Salem
Here’s something you might not be aware of: there are large numbers of young people with ADD who spend all day posting satanic imagery on the blogging-for-dummies site Tumblr. At any given moment one of them will post an image of a dead body, an all-seeing eye, a graveyard, a pentagram, an upside-down cross, or a still from Lars Von Trier’s Antichrist. Follow them long enough and one of them will inevitably post a song or the album art of Salem, every Child of the Corn’s new favourite band.
Salem is a three-piece from Chicago and Traverse City, MI made up of John Holland, Heather Marlatt, and Jack Donoghue. They’re young, they’re sexy, and their album art and videos all have an extremely slick aesthetic. Salem’s debut EP, a long sold-out white vinyl, came out in 2009 and had the best title of all time, Yes, I Smoke Crack.
Salem’s sound takes elements of ambient electronic, hip hop, and juke, and then mixes them in a very black cauldron with a litre of codeine syrup. Some people have labeled it witch house, a genre that probably won’t be getting its own section at HMV any time soon. I prefer to put it like this: Salem sounds like the apocalypse.
Since Yes, I Smoke Crack, Salem has quickly become a press darling. In über cool Dutch gay magazine Butt, John Holland frankly admits to being a teenage prostitute so he could buy drugs (even more damning, he admitted to working at American Apparel). Gothic art star Terrence Koh — who also happens to be Lady Gaga’s piano maker and an Emily Carr grad — photographed Salem for style bible V Magazine. And they recently performed at The Creators Project, sort of a hipster TED conference that’s organized by Vice Magazine and Intel.

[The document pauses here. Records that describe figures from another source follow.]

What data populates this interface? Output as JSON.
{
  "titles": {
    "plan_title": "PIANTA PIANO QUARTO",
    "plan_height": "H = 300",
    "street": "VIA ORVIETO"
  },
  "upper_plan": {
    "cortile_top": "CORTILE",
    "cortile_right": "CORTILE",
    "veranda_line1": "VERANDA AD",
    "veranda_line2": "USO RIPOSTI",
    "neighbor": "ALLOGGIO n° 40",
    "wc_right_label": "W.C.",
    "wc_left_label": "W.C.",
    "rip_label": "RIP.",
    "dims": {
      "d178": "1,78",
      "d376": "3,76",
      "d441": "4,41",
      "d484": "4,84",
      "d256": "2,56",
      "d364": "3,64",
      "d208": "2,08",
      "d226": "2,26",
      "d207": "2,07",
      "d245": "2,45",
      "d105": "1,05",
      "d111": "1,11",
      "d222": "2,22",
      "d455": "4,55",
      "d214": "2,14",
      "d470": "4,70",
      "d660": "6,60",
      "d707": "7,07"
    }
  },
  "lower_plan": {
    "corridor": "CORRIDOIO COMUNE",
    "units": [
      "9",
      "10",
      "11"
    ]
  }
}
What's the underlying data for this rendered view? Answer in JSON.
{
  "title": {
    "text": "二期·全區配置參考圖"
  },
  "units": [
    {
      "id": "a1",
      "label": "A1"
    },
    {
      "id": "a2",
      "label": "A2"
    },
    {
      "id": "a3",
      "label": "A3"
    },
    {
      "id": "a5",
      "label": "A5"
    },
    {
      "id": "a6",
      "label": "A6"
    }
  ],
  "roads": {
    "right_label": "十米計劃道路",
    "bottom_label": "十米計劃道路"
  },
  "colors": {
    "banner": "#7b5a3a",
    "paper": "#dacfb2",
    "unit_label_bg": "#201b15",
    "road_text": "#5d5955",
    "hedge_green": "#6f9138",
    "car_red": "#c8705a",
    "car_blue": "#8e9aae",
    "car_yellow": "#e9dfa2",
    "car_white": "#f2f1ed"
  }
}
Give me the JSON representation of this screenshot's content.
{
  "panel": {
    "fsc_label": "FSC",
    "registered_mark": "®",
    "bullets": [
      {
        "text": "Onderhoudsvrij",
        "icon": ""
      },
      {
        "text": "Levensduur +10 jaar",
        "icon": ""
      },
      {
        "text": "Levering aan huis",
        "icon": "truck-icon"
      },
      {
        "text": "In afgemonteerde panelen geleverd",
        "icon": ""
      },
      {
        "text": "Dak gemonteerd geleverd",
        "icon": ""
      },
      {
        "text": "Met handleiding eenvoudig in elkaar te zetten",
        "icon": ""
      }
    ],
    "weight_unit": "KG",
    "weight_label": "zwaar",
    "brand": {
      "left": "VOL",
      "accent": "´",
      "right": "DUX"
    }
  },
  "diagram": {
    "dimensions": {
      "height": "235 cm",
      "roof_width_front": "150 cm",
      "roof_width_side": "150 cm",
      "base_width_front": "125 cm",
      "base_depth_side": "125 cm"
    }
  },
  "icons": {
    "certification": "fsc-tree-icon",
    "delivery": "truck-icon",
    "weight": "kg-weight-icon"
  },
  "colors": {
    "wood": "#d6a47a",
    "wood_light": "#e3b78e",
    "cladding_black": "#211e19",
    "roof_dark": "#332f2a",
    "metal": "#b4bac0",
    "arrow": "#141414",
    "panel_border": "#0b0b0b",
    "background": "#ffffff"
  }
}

There are also some indications that Salem might not quite be the breath of Jehovah — at an SXSW showcase put on by The Fader in March, they were booed offstage. But for the most part, the early accolades are well deserved, as Salem has a refreshingly evil sound. Inaugural full-length, King Knight, comes out Sept. 28 on IAMSOUND. It’s an excellent, dare I say brilliant debut and a lock to make every web-based magazine’s Top 10 of ’10 list. If this is what the goths are listening to these days, pass me the black nail polish so I can get my brood on.